Suffice it to say that we were in the car, on our way to Party City to purchase a costume before I could go into the politics of Herbert Hoover, explain what “Hooverville” was, or why the Great Depression created more hobos than any other historical event in our nation’s history.
We purchased a gladiator costume, true meaning of which child #2 did not know either. When he donned it, and I pretended to be a Christian hiding from the Romans who would surely throw me to the lions, he looked confused and singularly unimpressed by my acting performance.
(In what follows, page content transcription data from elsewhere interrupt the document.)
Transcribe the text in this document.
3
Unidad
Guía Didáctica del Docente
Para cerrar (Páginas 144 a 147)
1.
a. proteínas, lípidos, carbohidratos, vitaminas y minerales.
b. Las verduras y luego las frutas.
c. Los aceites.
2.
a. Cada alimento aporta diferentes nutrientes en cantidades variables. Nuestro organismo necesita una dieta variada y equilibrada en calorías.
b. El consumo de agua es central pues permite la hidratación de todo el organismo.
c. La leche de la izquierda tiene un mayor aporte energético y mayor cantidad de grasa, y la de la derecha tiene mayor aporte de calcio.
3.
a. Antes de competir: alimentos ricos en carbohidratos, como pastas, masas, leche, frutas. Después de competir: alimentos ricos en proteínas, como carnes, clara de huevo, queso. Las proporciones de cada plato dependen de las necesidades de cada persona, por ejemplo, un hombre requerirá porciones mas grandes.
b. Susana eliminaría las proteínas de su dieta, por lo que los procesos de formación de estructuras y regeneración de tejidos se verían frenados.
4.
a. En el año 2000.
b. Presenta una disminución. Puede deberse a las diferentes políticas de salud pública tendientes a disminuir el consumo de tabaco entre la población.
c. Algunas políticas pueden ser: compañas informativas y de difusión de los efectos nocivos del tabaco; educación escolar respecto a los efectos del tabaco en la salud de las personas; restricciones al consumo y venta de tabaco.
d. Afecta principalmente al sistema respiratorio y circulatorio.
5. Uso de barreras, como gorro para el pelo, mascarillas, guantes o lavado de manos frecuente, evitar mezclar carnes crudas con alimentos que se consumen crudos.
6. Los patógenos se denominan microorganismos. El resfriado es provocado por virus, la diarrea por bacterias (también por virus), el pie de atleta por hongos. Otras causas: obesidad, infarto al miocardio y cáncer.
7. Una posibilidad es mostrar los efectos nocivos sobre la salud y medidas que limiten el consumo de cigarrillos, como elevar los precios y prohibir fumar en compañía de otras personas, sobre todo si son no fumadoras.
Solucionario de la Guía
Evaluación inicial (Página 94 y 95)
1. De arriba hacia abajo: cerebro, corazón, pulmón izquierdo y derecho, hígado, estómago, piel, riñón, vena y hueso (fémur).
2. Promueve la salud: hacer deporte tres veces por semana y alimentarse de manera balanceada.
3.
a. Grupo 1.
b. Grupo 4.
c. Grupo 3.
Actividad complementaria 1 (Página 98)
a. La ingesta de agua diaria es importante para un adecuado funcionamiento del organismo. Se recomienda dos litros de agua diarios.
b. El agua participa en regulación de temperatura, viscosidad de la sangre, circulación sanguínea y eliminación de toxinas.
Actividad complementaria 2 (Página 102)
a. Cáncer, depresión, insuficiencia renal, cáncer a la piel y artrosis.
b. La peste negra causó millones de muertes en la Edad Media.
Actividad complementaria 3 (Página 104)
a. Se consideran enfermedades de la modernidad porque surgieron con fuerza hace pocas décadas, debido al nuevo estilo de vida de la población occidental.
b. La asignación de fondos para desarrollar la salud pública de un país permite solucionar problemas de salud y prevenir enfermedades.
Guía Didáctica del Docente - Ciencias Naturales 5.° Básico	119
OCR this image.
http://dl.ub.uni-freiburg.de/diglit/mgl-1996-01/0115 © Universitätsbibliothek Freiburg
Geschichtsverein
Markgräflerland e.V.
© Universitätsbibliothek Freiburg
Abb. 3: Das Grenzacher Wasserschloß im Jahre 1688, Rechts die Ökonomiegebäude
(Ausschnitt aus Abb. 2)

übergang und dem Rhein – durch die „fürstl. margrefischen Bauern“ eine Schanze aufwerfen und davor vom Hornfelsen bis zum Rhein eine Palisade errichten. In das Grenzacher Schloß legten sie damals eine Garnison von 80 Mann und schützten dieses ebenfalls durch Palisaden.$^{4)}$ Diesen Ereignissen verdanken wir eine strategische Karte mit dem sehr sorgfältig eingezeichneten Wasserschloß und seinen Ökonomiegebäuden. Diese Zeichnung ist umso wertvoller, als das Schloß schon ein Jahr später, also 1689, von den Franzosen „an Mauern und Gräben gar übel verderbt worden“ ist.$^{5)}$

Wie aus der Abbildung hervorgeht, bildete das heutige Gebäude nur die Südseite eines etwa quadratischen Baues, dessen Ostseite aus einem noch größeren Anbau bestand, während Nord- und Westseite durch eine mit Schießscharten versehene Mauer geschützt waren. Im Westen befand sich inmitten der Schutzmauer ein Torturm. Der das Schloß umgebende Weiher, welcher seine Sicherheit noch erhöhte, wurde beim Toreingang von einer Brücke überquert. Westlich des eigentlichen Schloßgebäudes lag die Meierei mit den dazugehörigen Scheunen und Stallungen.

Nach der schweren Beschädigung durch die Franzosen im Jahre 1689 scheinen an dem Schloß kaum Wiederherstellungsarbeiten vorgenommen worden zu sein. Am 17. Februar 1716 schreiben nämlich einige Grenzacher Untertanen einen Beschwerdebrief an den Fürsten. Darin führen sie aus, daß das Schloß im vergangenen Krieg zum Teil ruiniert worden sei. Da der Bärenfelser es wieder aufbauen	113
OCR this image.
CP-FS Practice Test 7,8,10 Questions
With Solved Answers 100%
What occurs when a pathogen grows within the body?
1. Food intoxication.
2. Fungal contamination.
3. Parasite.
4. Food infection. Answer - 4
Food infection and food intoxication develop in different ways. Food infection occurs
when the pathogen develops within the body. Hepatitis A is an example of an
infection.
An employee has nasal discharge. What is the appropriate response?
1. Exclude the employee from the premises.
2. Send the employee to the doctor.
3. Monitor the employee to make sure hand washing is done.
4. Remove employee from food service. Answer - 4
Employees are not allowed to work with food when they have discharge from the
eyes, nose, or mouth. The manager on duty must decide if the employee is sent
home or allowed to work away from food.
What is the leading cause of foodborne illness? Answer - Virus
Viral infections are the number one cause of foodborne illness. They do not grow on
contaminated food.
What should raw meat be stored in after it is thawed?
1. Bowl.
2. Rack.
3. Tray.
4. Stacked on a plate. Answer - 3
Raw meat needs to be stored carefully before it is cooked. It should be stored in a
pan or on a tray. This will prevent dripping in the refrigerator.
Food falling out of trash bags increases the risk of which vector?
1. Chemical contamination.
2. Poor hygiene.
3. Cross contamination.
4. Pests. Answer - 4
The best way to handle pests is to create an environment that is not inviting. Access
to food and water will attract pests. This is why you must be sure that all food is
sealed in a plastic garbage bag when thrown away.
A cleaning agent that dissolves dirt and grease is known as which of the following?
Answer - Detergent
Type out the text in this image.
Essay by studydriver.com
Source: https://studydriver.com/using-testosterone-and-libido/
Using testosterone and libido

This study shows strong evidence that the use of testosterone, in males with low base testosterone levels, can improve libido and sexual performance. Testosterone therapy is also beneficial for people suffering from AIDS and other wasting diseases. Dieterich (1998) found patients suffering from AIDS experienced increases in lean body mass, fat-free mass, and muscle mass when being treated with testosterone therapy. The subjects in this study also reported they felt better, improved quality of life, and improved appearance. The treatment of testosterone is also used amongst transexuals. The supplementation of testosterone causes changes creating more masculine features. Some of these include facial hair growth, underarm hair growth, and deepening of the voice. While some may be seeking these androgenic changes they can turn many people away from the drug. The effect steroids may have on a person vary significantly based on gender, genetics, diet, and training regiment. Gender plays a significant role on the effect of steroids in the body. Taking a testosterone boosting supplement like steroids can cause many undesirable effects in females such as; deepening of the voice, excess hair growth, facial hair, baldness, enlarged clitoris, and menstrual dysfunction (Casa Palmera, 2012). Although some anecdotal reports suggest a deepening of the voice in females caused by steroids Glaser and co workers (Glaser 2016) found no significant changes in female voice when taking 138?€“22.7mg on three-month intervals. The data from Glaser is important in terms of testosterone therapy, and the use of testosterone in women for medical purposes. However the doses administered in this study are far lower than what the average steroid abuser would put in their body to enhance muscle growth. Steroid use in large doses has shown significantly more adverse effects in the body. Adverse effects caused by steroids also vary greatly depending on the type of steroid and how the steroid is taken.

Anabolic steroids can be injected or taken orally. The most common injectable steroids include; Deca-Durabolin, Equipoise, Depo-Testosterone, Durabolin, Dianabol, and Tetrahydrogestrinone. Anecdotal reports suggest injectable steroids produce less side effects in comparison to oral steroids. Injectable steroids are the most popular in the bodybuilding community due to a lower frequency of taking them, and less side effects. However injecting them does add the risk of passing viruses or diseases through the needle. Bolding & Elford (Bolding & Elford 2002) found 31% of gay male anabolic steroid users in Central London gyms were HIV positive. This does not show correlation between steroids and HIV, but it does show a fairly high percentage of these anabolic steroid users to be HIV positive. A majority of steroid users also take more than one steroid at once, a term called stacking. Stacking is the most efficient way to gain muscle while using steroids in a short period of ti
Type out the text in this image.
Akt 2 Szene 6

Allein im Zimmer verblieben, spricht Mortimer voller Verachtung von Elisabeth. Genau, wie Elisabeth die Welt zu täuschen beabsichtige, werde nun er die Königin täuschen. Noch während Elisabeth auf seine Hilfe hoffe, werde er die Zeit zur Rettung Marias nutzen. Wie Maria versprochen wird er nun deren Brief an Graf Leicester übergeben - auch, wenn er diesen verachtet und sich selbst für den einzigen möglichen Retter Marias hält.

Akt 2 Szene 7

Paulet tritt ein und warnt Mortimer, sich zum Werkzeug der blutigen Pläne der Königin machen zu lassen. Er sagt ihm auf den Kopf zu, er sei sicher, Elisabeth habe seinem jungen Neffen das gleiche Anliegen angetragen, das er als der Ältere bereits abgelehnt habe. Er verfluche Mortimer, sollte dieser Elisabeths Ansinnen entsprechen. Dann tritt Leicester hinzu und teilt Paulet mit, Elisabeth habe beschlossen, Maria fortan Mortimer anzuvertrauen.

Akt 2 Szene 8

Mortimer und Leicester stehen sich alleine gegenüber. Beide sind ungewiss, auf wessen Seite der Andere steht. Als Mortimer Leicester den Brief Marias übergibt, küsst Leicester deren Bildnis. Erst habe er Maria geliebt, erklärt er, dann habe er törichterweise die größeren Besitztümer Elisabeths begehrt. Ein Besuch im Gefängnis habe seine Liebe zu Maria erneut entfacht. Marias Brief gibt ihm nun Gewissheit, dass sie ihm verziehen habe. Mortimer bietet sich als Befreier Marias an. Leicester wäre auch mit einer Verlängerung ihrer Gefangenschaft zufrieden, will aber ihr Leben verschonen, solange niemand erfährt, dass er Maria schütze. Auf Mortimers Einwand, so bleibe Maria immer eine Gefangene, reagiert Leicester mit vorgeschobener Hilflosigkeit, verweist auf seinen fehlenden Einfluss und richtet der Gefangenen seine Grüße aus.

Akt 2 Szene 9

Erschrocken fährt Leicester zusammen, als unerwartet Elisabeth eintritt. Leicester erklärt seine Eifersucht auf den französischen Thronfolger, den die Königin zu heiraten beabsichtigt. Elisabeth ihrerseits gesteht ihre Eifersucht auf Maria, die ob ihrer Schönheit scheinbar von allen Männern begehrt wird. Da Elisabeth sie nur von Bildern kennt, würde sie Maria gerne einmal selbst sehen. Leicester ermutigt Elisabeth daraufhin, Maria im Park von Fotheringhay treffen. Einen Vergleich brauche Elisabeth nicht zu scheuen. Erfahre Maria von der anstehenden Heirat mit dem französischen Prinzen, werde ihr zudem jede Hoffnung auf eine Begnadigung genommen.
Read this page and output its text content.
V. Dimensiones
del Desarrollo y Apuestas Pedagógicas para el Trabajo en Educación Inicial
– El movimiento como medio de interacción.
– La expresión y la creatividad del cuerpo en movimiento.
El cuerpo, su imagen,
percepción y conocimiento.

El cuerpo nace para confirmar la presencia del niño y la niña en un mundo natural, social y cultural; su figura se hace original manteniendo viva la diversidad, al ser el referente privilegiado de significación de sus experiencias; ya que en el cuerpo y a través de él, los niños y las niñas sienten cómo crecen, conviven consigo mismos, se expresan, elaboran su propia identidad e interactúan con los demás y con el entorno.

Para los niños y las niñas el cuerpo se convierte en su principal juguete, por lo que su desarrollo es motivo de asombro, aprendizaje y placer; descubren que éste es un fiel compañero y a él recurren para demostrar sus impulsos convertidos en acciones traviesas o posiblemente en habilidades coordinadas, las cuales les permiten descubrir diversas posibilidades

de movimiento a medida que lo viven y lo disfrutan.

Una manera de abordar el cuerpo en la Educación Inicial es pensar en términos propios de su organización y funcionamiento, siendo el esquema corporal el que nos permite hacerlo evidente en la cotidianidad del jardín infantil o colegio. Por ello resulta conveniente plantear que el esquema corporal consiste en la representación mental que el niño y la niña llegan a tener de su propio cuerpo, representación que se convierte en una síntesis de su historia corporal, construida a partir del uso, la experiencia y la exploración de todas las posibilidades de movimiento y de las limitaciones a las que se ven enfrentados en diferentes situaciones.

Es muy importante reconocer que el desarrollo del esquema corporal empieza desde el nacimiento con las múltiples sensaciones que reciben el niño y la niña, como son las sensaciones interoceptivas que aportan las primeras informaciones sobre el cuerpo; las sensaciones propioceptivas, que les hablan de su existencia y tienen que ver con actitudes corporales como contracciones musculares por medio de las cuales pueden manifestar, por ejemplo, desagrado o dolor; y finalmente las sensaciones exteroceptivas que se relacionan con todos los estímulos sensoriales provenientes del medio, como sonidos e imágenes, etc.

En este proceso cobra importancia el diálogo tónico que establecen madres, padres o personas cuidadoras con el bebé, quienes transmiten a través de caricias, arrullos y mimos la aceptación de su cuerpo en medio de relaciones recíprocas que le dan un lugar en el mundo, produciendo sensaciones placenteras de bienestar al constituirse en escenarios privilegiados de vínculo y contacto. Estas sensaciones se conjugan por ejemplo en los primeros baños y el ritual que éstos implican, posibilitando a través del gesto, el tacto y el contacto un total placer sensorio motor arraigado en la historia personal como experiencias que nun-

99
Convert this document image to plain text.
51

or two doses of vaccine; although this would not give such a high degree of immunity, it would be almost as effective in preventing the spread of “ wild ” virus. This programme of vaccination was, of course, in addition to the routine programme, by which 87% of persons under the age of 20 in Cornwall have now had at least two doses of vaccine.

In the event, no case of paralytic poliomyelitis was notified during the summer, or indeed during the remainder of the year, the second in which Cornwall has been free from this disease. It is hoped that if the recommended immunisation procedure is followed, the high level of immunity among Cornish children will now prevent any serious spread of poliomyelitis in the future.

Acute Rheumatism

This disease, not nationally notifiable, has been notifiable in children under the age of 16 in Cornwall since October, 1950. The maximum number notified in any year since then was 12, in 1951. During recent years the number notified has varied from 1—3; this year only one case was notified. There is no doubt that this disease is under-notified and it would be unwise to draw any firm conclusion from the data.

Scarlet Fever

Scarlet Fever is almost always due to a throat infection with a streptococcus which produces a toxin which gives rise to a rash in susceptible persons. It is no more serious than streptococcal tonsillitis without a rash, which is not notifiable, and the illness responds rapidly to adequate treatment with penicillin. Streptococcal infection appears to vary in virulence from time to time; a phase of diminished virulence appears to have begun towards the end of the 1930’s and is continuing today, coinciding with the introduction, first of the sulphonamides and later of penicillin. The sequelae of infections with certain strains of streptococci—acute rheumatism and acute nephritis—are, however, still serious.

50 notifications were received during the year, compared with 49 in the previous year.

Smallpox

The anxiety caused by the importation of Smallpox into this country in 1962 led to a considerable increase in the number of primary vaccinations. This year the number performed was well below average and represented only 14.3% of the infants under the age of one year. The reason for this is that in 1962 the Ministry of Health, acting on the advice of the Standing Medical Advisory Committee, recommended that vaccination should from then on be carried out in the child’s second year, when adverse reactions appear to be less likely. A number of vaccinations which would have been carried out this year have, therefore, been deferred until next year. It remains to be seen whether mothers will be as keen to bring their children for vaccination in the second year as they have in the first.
I was still bristling over the fact that we had to buy a costume and was trying to make the best of a less-than-stellar situation.
All of this talk of costumes got me thinking about my costumes of the past. Thanks to a very creative aunt and a genius of a seamstress across the street from my house, I had some pretty wonderful get ups. Here’s a sampling with only one picture. Very few pictures exist because…well, I could lie…but my mom got lazy with the camera. (Sorry, Mom!)
1. Rudy Vallee: My ingenious aunt found a size 60 beaver coat that had belonged to her Aunt May. I donned that, even though it was about three hundred sizes too big, was given a pennant to wave, a megaphone to carry, a hat to wear and sneakers to put on my feet and I was transformed into the megaphone crooner of the 1920s. So what that nobody knew who I was, this being the mid-70’s? I was dressed unlike any other trick or treater and was in my glory.
2. A Can-Can girl: My seamstress neighbor had made a dozen or so Can-Can girl outfits for a church show that was being mounted at St. Catherine’s (my home parish) and tailored one costume so that it fit my pre-teen body to a tee. Mom curled my hair and let me go crazy with the blue eye shadow and poof! Insta-Can-Can girl. I went to a Halloween party at the roller rink where I certainly would have won first place—even the cool girls thought so—but since I couldn’t skate and was unable to sashay around the judges, I wasn’t even entered. Another one of life’s shattering disappointments.
3. A Nun: No Catholic childhood would be complete without a few hours dressed as a nun or a priest. In my case, I was fully habited in a floor-length habit with a white rope around my waist. Think six-year-old flying nun and you’ll get a visual. A whole gaggle of us neighborhood girls—thanks to the creativity of the aforementioned seamstress neighbor—were transformed into a little squad of sisters, trolling the neighborhood for candy. The interesting thing? No one looked twice—maybe because there was a convent in our town?